Scriver et al. (1987) suggested that Hartnup disorder is multifactorial. They compared developmental outcomes and medical history of 21 Hartnup subjects, identified through newborn screening, with those of 19 control sibs. They found 2 tissue-specific forms of the Hartnup transport phenotype: renal and intestinal involvement in 15 families and renal involvement alone in 1 family. They concluded that whereas deficient activity of the Hartnup transport system was monogenic, the associated plasma amino acid value is polygenic. In general, they found no significant difference between means of the summed plasma values for amino acids affected by the Hartnup gene in the 2 groups. The 2 Hartnup subjects with clinical manifestations (impaired somatic growth and IQ in one, impaired growth and a 'pellagrin' episode in the other) had, however, the lowest summed plasma amino acid values in the Hartnup group. Furthermore, they found that the corresponding values for these patients' sibs were the low outliers in the control group. They concluded that there is a polygenic determination of amino acid values and that superimposed expression of the Hartnup gene increases liability for the disease.

Mapping

By homozygosity mapping, Nozaki et al. (2001) assigned the Hartnup disease locus to chromosome 5p15.

Seow et al. (2004) confirmed the assignment and narrowed the cytogenetic location to 5p15.33.

Molecular Genetics

Using homozygosity mapping and fine mapping in the consanguineous English family in which Hartnup disorder was originally discovered, Kleta et al. (2004) confirmed previous results showing linkage to 5p15. Two members of the SLC6 family of transporters mapped to the mouse chromosomal region that is homologous to human 5p15: SLC6A18 (610300) and SLC6A19. Both show abundant expression in mouse kidney, as assessed by real-time RT-PCR. Immunohistochemistry confirmed expression of mouse B(0)AT1 at the brush border of small intestine and kidney proximal tubule cells.
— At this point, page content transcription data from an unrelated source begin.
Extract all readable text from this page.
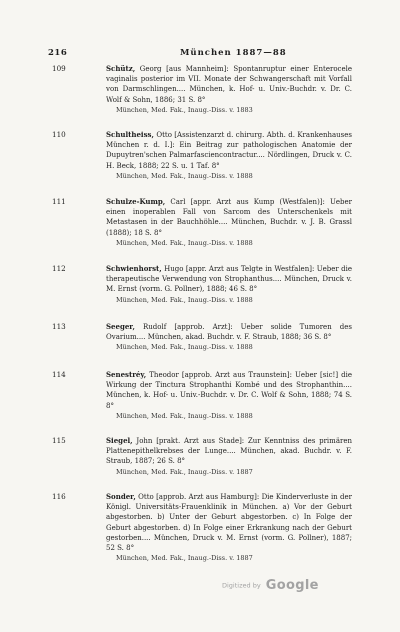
216	München 1887—88
109	Schütz, Georg [aus Mannheim]: Spontanruptur einer Enterocele vaginalis posterior im VII. Monate der Schwangerschaft mit Vorfall von Darmschlingen.... München, k. Hof- u. Univ.-Buchdr. v. Dr. C. Wolf & Sohn, 1886; 31 S. 8°
München, Med. Fak., Inaug.-Diss. v. 1883
110	Schultheiss, Otto [Assistenzarzt d. chirurg. Abth. d. Krankenhauses München r. d. I.]: Ein Beitrag zur pathologischen Anatomie der Dupuytren'schen Palmarfasciencontractur.... Nördlingen, Druck v. C. H. Beck, 1888; 22 S. u. 1 Taf. 8°
München, Med. Fak., Inaug.-Diss. v. 1888
111	Schulze-Kump, Carl [appr. Arzt aus Kump (Westfalen)]: Ueber einen inoperablen Fall von Sarcom des Unterschenkels mit Metastasen in der Bauchhöhle.... München, Buchdr. v. J. B. Grassl (1888); 18 S. 8°
München, Med. Fak., Inaug.-Diss. v. 1888
112	Schwienhorst, Hugo [appr. Arzt aus Telgte in Westfalen]: Ueber die therapeutische Verwendung von Strophanthus.... München, Druck v. M. Ernst (vorm. G. Pollner), 1888; 46 S. 8°
München, Med. Fak., Inaug.-Diss. v. 1888
113	Seeger, Rudolf [approb. Arzt]: Ueber solide Tumoren des Ovarium.... München, akad. Buchdr. v. F. Straub, 1888; 36 S. 8°
München, Med. Fak., Inaug.-Diss. v. 1888
114	Senestréy, Theodor [approb. Arzt aus Traunstein]: Ueber [sic!] die Wirkung der Tinctura Strophanthi Kombé und des Strophanthin.... München, k. Hof- u. Univ.-Buchdr. v. Dr. C. Wolf & Sohn, 1888; 74 S. 8°
München, Med. Fak., Inaug.-Diss. v. 1888
115	Siegel, John [prakt. Arzt aus Stade]: Zur Kenntniss des primären Plattenepithelkrebses der Lunge.... München, akad. Buchdr. v. F. Straub, 1887; 26 S. 8°
München, Med. Fak., Inaug.-Diss. v. 1887
116	Sonder, Otto [approb. Arzt aus Hamburg]: Die Kinderverluste in der Königl. Universitäts-Frauenklinik in München. a) Vor der Geburt abgestorben. b) Unter der Geburt abgestorben. c) In Folge der Geburt abgestorben. d) In Folge einer Erkrankung nach der Geburt gestorben.... München, Druck v. M. Ernst (vorm. G. Pollner), 1887; 52 S. 8°
München, Med. Fak., Inaug.-Diss. v. 1887
Digitized by Google
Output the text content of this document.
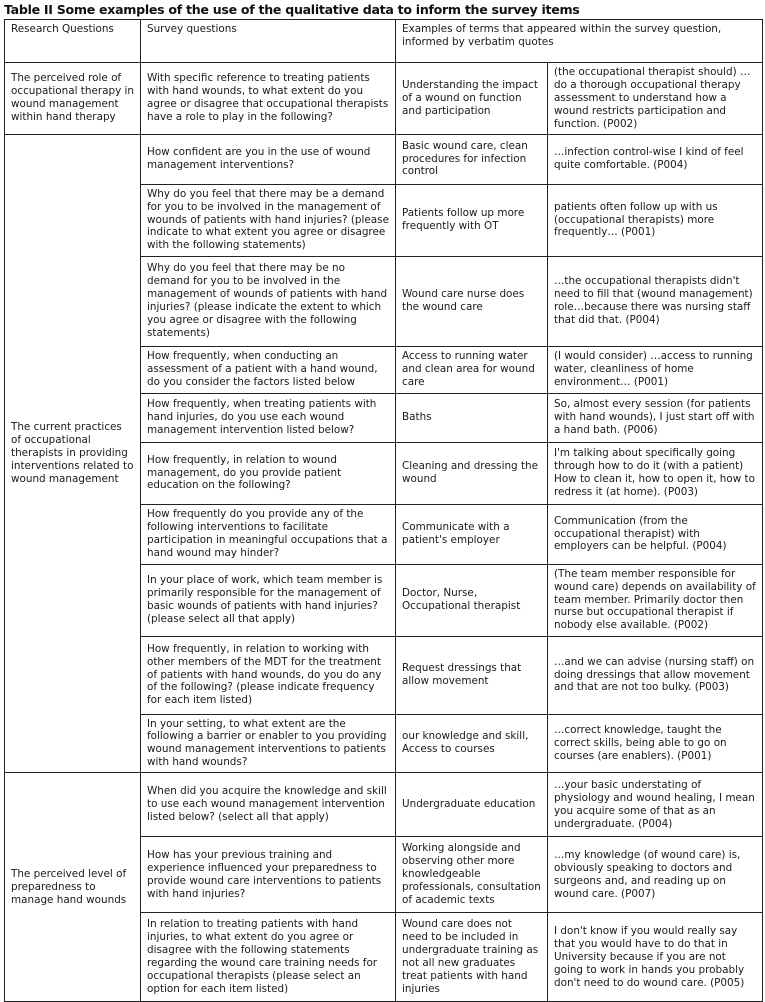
Table II Some examples of the use of the qualitative data to inform the survey items
Research Questions	Survey questions	Examples of terms that appeared within the survey question, informed by verbatim quotes	
The perceived role of occupational therapy in wound management within hand therapy	With specific reference to treating patients with hand wounds, to what extent do you agree or disagree that occupational therapists have a role to play in the following?	Understanding the impact of a wound on function and participation	(the occupational therapist should) … do a thorough occupational therapy assessment to understand how a wound restricts participation and function. (P002)
The current practices of occupational therapists in providing interventions related to wound management	How confident are you in the use of wound management interventions?	Basic wound care, clean procedures for infection control	…infection control-wise I kind of feel quite comfortable. (P004)
	Why do you feel that there may be a demand for you to be involved in the management of wounds of patients with hand injuries? (please indicate to what extent you agree or disagree with the following statements)	Patients follow up more frequently with OT	patients often follow up with us (occupational therapists) more frequently… (P001)
	Why do you feel that there may be no demand for you to be involved in the management of wounds of patients with hand injuries? (please indicate the extent to which you agree or disagree with the following statements)	Wound care nurse does the wound care	…the occupational therapists didn't need to fill that (wound management) role…because there was nursing staff that did that. (P004)
	How frequently, when conducting an assessment of a patient with a hand wound, do you consider the factors listed below	Access to running water and clean area for wound care	(I would consider) …access to running water, cleanliness of home environment… (P001)
	How frequently, when treating patients with hand injuries, do you use each wound management intervention listed below?	Baths	So, almost every session (for patients with hand wounds), I just start off with a hand bath. (P006)
	How frequently, in relation to wound management, do you provide patient education on the following?	Cleaning and dressing the wound	I'm talking about specifically going through how to do it (with a patient) How to clean it, how to open it, how to redress it (at home). (P003)
	How frequently do you provide any of the following interventions to facilitate participation in meaningful occupations that a hand wound may hinder?	Communicate with a patient's employer	Communication (from the occupational therapist) with employers can be helpful. (P004)
	In your place of work, which team member is primarily responsible for the management of basic wounds of patients with hand injuries? (please select all that apply)	Doctor, Nurse, Occupational therapist	(The team member responsible for wound care) depends on availability of team member. Primarily doctor then nurse but occupational therapist if nobody else available. (P002)
	How frequently, in relation to working with other members of the MDT for the treatment of patients with hand wounds, do you do any of the following? (please indicate frequency for each item listed)	Request dressings that allow movement	…and we can advise (nursing staff) on doing dressings that allow movement and that are not too bulky. (P003)
	In your setting, to what extent are the following a barrier or enabler to you providing wound management interventions to patients with hand wounds?	our knowledge and skill, Access to courses	…correct knowledge, taught the correct skills, being able to go on courses (are enablers). (P001)
The perceived level of preparedness to manage hand wounds	When did you acquire the knowledge and skill to use each wound management intervention listed below? (select all that apply)	Undergraduate education	…your basic understating of physiology and wound healing, I mean you acquire some of that as an undergraduate. (P004)
	How has your previous training and experience influenced your preparedness to provide wound care interventions to patients with hand injuries?	Working alongside and observing other more knowledgeable professionals, consultation of academic texts	…my knowledge (of wound care) is, obviously speaking to doctors and surgeons and, and reading up on wound care. (P007)
	In relation to treating patients with hand injuries, to what extent do you agree or disagree with the following statements regarding the wound care training needs for occupational therapists (please select an option for each item listed)	Wound care does not need to be included in undergraduate training as not all new graduates treat patients with hand injuries	I don't know if you would really say that you would have to do that in University because if you are not going to work in hands you probably don't need to do wound care. (P005)
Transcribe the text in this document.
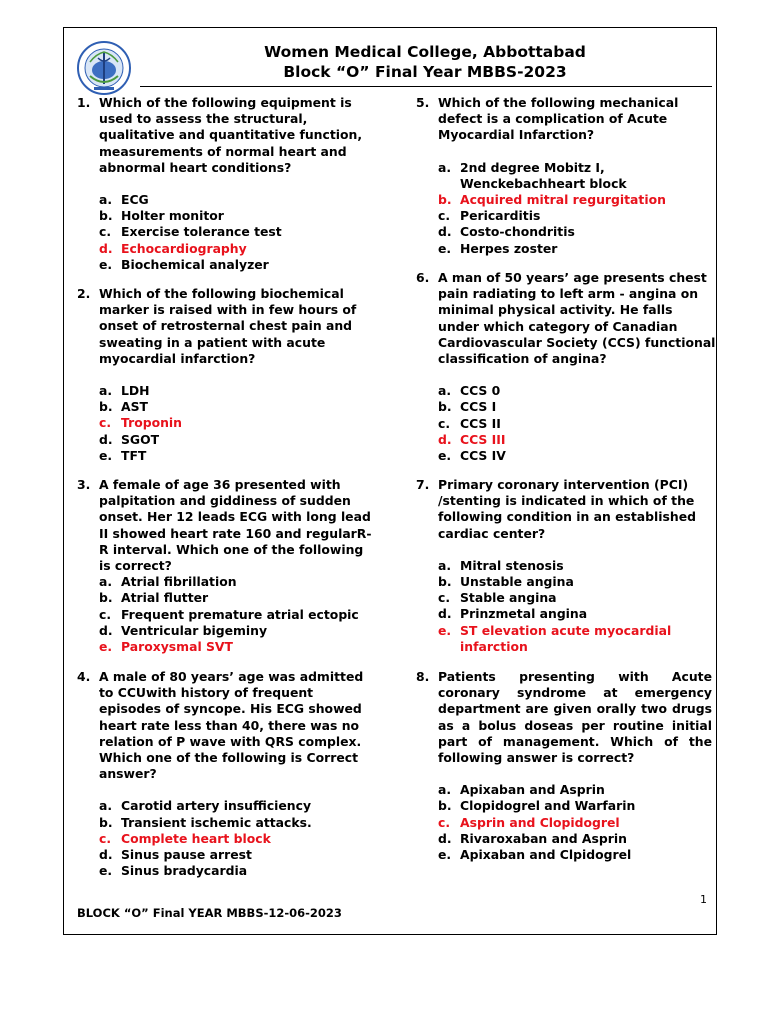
Women Medical College, Abbottabad
Block “O” Final Year MBBS-2023
1. Which of the following equipment is used to assess the structural, qualitative and quantitative function, measurements of normal heart and abnormal heart conditions?
a. ECG
b. Holter monitor
c. Exercise tolerance test
d. Echocardiography
e. Biochemical analyzer
2. Which of the following biochemical marker is raised with in few hours of onset of retrosternal chest pain and sweating in a patient with acute myocardial infarction?
a. LDH
b. AST
c. Troponin
d. SGOT
e. TFT
3. A female of age 36 presented with palpitation and giddiness of sudden onset. Her 12 leads ECG with long lead II showed heart rate 160 and regularR-R interval. Which one of the following is correct?
a. Atrial fibrillation
b. Atrial flutter
c. Frequent premature atrial ectopic
d. Ventricular bigeminy
e. Paroxysmal SVT
4. A male of 80 years’ age was admitted to CCUwith history of frequent episodes of syncope. His ECG showed heart rate less than 40, there was no relation of P wave with QRS complex. Which one of the following is Correct answer?
a. Carotid artery insufficiency
b. Transient ischemic attacks.
c. Complete heart block
d. Sinus pause arrest
e. Sinus bradycardia
5. Which of the following mechanical defect is a complication of Acute Myocardial Infarction?
a. 2nd degree Mobitz I, Wenckebachheart block
b. Acquired mitral regurgitation
c. Pericarditis
d. Costo-chondritis
e. Herpes zoster
6. A man of 50 years’ age presents chest pain radiating to left arm - angina on minimal physical activity. He falls under which category of Canadian Cardiovascular Society (CCS) functional classification of angina?
a. CCS 0
b. CCS I
c. CCS II
d. CCS III
e. CCS IV
7. Primary coronary intervention (PCI) /stenting is indicated in which of the following condition in an established cardiac center?
a. Mitral stenosis
b. Unstable angina
c. Stable angina
d. Prinzmetal angina
e. ST elevation acute myocardial infarction
8. Patients presenting with Acute coronary syndrome at emergency department are given orally two drugs as a bolus doseas per routine initial part of management. Which of the following answer is correct?
a. Apixaban and Asprin
b. Clopidogrel and Warfarin
c. Asprin and Clopidogrel
d. Rivaroxaban and Asprin
e. Apixaban and Clpidogrel
1
BLOCK “O” Final YEAR MBBS-12-06-2023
As a primary candidate for the gene causing Hartnup disorder, the human homolog, SLC6A19, was sequenced in 6 families, with identification of 5 mutations in 4 families. In the family in which Hartnup disorder was first described, a homozygous splice site mutation, IVS8+2T-G (608893.0001), segregated with the disease phenotype.

In Australia, Seow et al. (2004) likewise identified the SLC6A19 gene as the site of mutations causing Hartnup disorder. They identified 6 mutations that cosegregated with the disease in the predicted recessive manner, with most affected individuals being compound heterozygotes. A common mutation, 517G-A (608893.0003), showed a population frequency of 0.007; the second most frequent mutant allele, 718C-T (608893.0004), had an estimated frequency of 0.001. An analogy was drawn to cystic fibrosis (219700) in relation to the distribution of the disorder: the 517G-A mutation is relatively frequent, and homozygosity was estimated to occur at a rate of approximately 1 in 20,000. This rate is consistent with the frequency of Hartnup disorder in European populations.

Animal Model

Symula et al. (1997) mapped hyperphenylalaninemia 2 (hph2), a recessive mutation in the mouse that causes deficient amino acid transport similar to Hartnup disease. The hph2 mouse locus was mapped in 3 separate crosses to identify candidate genes and a region of homology in the human genome where they proposed that the human disorder may map. The gene maps to mouse chromosome 7 close to a marker in the fibroblast growth factor-3 gene (164950) which in the human is located on 11q13. The mouse mutant was isolated after N-ethyl-N-nitrosourea (ENU) mutagenesis on the basis of delayed plasma clearance of an injected load of phenylalanine. Symula et al. (1997) found that animals homozygous for the mutation excrete elevated concentrations of many of the neutral amino acids in urine, while plasma concentrations of these amino acids are normal. In contrast, mutant homozygotes excrete normal levels of glucose and phosphorus. Symula et al. (1997) presented experiments indicating that the mouse disorder is a model for heart disease: the urine amino acid profiles were similar; in both species, there was a deficiency in brush-border amino acid transport; and both displayed a niacin-reversible syndrome influenced by diet and genetic background.